PIB do Brasil cresce 2,3% em 2025 e registra quinto ano seguido de expansão

Agropecuária lidera expansão, juros elevados freiam consumo e país atinge maior PIB da série histórica iniciada em 1996.

A economia brasileira fechou 2025 com crescimento de 2,3%, consolidando o quinto ano consecutivo de expansão. O dado foi divulgado na manhã desta terça-feira (3) pelo Instituto Brasileiro de Geografia e Estatística (IBGE) e mostra um avanço de 0,1% no quarto trimestre, na comparação com o terceiro.

Em valores correntes, o Produto Interno Bruto (PIB) atingiu R$ 12,7 trilhões no ano passado. Já o PIB per capita — que divide a produção total pela população — chegou a R$ 59.687, com crescimento real de 1,9% em relação a 2024. Segundo o IBGE, tanto o PIB total quanto o per capita alcançaram o maior patamar da série histórica iniciada em 1996.

Nos últimos cinco anos, o desempenho da economia brasileira foi o seguinte:

• 2021: 4,8%

• 2022: 3%

• 2023: 3,2%

• 2024: 3,4%

• 2025: 2,3%

Apesar da desaceleração em relação a 2024, quando o crescimento foi de 3,4%, o país manteve a trajetória positiva.

Agropecuária puxa crescimento

Pela ótica da produção, todas as atividades econômicas apresentaram expansão em 2025. O principal destaque foi a agropecuária, com alta de 11,7%, respondendo por 32,8% do crescimento do PIB no ano.

O avanço é atribuído ao aumento da produção e aos ganhos de produtividade, especialmente em culturas como milho (23,6%) e soja (14,6%), que registraram recordes.

A indústria cresceu 1,4%, com ênfase na extração de petróleo e gás, responsável por elevar em 8,6% o valor adicionado das indústrias extrativas.
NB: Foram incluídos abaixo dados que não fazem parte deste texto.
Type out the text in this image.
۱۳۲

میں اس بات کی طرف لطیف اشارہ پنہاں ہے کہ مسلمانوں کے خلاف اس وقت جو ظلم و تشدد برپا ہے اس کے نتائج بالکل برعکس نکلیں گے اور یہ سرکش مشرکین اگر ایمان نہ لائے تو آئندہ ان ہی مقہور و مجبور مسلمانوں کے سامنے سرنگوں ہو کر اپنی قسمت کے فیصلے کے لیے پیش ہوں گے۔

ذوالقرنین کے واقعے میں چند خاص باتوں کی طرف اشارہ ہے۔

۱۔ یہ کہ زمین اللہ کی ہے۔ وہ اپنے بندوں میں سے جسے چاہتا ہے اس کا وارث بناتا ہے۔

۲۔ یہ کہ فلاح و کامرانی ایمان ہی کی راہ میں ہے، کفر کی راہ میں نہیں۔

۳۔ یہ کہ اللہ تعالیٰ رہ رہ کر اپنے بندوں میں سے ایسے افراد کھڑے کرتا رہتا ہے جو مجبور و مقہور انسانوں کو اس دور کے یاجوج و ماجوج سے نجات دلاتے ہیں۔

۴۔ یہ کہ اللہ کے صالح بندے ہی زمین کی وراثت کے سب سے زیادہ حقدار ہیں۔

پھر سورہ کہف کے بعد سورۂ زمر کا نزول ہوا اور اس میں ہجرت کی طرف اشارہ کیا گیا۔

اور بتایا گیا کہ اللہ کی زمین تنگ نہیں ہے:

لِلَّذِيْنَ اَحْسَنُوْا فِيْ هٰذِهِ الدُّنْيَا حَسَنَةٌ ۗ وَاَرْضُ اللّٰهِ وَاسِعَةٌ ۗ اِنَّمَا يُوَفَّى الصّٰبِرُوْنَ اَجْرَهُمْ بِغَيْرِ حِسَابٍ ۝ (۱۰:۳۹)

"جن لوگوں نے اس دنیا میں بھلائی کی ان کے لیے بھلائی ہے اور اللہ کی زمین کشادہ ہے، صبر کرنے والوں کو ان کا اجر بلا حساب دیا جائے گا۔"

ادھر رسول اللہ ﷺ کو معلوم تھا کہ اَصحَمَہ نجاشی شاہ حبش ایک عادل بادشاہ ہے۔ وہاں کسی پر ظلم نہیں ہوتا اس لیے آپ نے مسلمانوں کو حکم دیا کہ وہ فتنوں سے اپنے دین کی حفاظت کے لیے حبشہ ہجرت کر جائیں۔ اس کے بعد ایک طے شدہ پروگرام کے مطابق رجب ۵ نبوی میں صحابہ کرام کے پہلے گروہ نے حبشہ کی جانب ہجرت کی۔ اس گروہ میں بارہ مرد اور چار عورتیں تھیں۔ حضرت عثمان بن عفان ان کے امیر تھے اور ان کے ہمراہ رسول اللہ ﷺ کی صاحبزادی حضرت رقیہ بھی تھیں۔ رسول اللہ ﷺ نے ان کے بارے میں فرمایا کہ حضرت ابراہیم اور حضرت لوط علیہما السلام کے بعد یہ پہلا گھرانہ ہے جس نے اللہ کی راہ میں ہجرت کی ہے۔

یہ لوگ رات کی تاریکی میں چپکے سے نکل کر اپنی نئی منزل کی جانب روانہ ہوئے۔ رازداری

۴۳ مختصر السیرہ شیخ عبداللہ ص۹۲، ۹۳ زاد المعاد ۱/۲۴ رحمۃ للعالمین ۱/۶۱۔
A construção ficou praticamente estável, com variação positiva de 0,5%.

O setor de serviços avançou 1,8%, com crescimento disseminado em todas as atividades: informação e comunicação (6,5%), atividades financeiras (2,9%), transporte (2,1%), atividades imobiliárias (2,0%), comércio (1,1%) e administração pública (0,5%).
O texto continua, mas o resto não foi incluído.